The interval attribute is not explicitly set -- it defaults to 30 minutes.

By setting the user_groups to the value provided by the respective host.vars.notification.mail attribute we'll implicitely use the icingaadmins UserGroup defined in users.conf.

apply Notification "mail-icingaadmin" to Host {
  import "mail-host-notification"

  user_groups = host.vars.notification.mail.groups
  users = host.vars.notification.mail.users

  assign where host.vars.notification.mail
}

apply Notification "mail-icingaadmin" to Service {
  import "mail-service-notification"

  user_groups = host.vars.notification.mail.groups
  users = host.vars.notification.mail.users

  assign where host.vars.notification.mail
}

More details on defining notifications and their additional attributes such as filters can be read in this chapter.

commands.conf

This is the place where your own command configuration can be defined. By default only the notification commands used by the notification templates defined in templates.conf.

You can freely customize these notification commands, and adapt them for your needs. Read more on that topic here.

groups.conf

The example host defined in hosts.conf already has the custom attribute os set to Linux and is therefore automatically a member of the host group linux-servers.

This is done by using the group assign expressions similar to previously seen apply rules.

object HostGroup "linux-servers" {
  display_name = "Linux Servers"

  assign where host.vars.os == "Linux"
}

object HostGroup "windows-servers" {
  display_name = "Windows Servers"

  assign where host.vars.os == "Windows"
}

Service groups can be grouped together by similar pattern matches. The match function expects a wildcard match string and the attribute string to match with.

object ServiceGroup "ping" {
  display_name = "Ping Checks"

  assign where match("ping*", service.name)
}

object ServiceGroup "http" {
  display_name = "HTTP Checks"

  assign where match("http*", service.check_command)
}

object ServiceGroup "disk" {
  display_name = "Disk Checks"

  assign where match("disk*", service.check_command)
}

templates.conf

Most of the example configuration objects use generic global templates by default:

template Host "generic-host" {
  max_check_attempts = 5
  check_interval = 1m
  retry_interval = 30s

  check_command = "hostalive"
}

template Service "generic-service" {
  max_check_attempts = 3
  check_interval = 1m
  retry_interval = 30s
}

The hostalive check command is part of the Plugin Check Commands.

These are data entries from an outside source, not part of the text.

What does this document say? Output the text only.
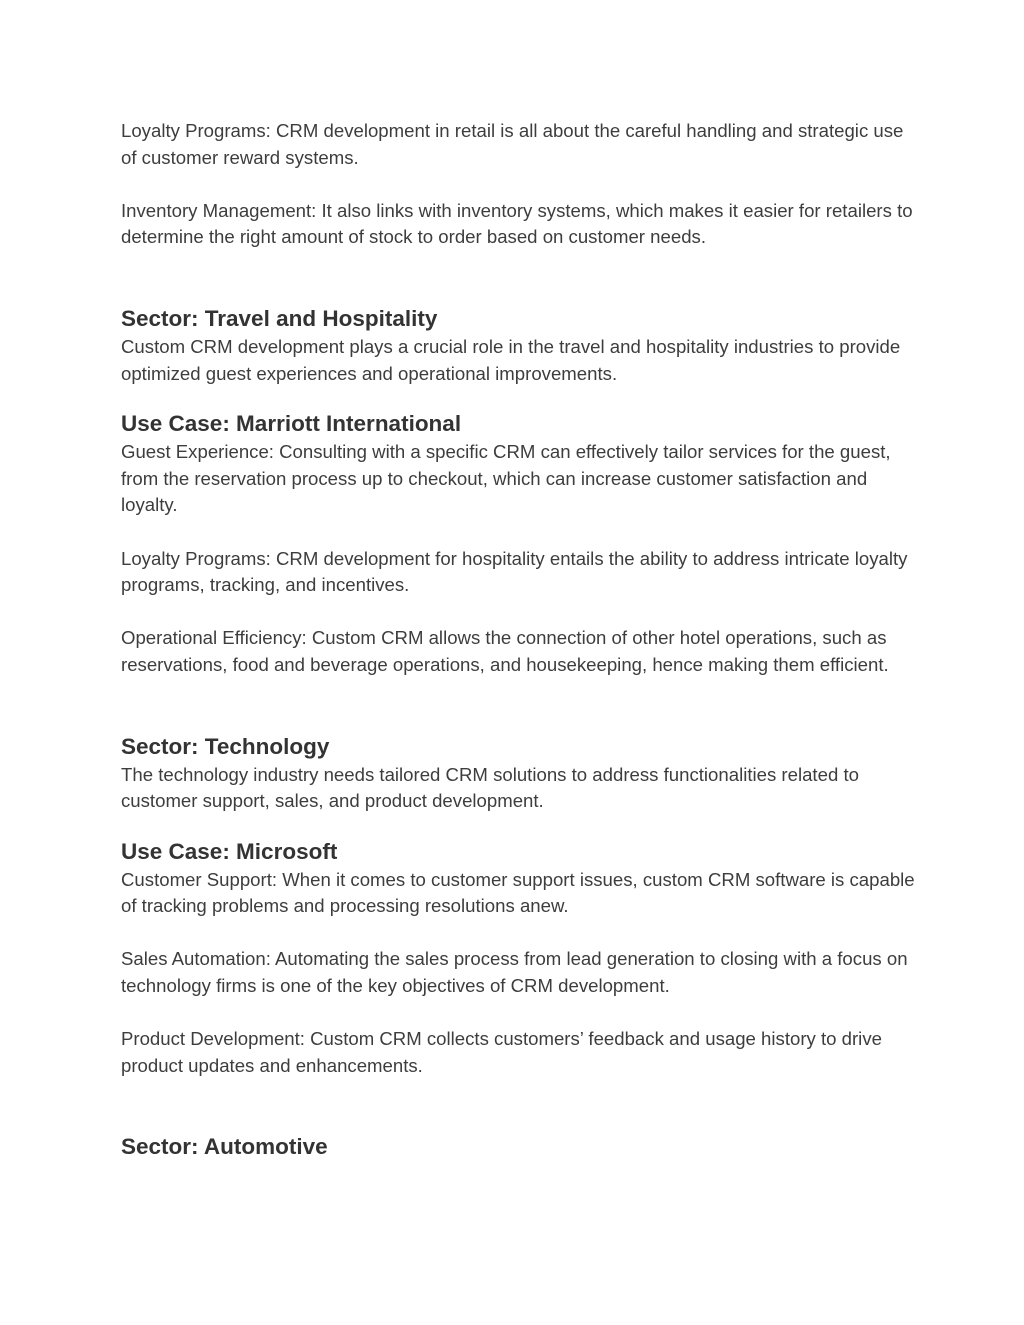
Loyalty Programs: CRM development in retail is all about the careful handling and strategic use of customer reward systems.

Inventory Management: It also links with inventory systems, which makes it easier for retailers to determine the right amount of stock to order based on customer needs.

Sector: Travel and Hospitality

Custom CRM development plays a crucial role in the travel and hospitality industries to provide optimized guest experiences and operational improvements.

Use Case: Marriott International

Guest Experience: Consulting with a specific CRM can effectively tailor services for the guest, from the reservation process up to checkout, which can increase customer satisfaction and loyalty.

Loyalty Programs: CRM development for hospitality entails the ability to address intricate loyalty programs, tracking, and incentives.

Operational Efficiency: Custom CRM allows the connection of other hotel operations, such as reservations, food and beverage operations, and housekeeping, hence making them efficient.

Sector: Technology

The technology industry needs tailored CRM solutions to address functionalities related to customer support, sales, and product development.

Use Case: Microsoft

Customer Support: When it comes to customer support issues, custom CRM software is capable of tracking problems and processing resolutions anew.

Sales Automation: Automating the sales process from lead generation to closing with a focus on technology firms is one of the key objectives of CRM development.

Product Development: Custom CRM collects customers’ feedback and usage history to drive product updates and enhancements.

Sector: Automotive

template Notification "mail-host-notification" {
  command = "mail-host-notification"

  states = [ Up, Down ]
  types = [ Problem, Acknowledgement, Recovery, Custom,
            FlappingStart, FlappingEnd,
            DowntimeStart, DowntimeEnd, DowntimeRemoved ]

  period = "24x7"
}

template Notification "mail-service-notification" {
  command = "mail-service-notification"

  states = [ OK, Warning, Critical, Unknown ]
  types = [ Problem, Acknowledgement, Recovery, Custom,
            FlappingStart, FlappingEnd,
            DowntimeStart, DowntimeEnd, DowntimeRemoved ]

  period = "24x7"
}

More details on Notification object attributes can be found here.

downtimes.conf

The load service apply rule defined in services.conf defines the backup_downtime custom attribute.

The ScheduledDowntime apply rule uses this attribute to define the default value for the time ranges required for recurring downtime slots.

apply ScheduledDowntime "backup-downtime" to Service {
  author = "icingaadmin"
  comment = "Scheduled downtime for backup"

  ranges = {
    monday = service.vars.backup_downtime
    tuesday = service.vars.backup_downtime
    wednesday = service.vars.backup_downtime
    thursday = service.vars.backup_downtime
    friday = service.vars.backup_downtime
    saturday = service.vars.backup_downtime
    sunday = service.vars.backup_downtime
  }

  assign where service.vars.backup_downtime != ""
}

timeperiods.conf

This file contains the default timeperiod definitions for 24x7, 9to5 and never. TimePeriod objects are referenced by *period objects such as hosts, services or notifications.

api-users.conf

Provides the default ApiUser object named "root" for the API authentication.

app.conf

Provides the default IcingaApplication object named "app" for additional settings such as disabling notifications globally, etc.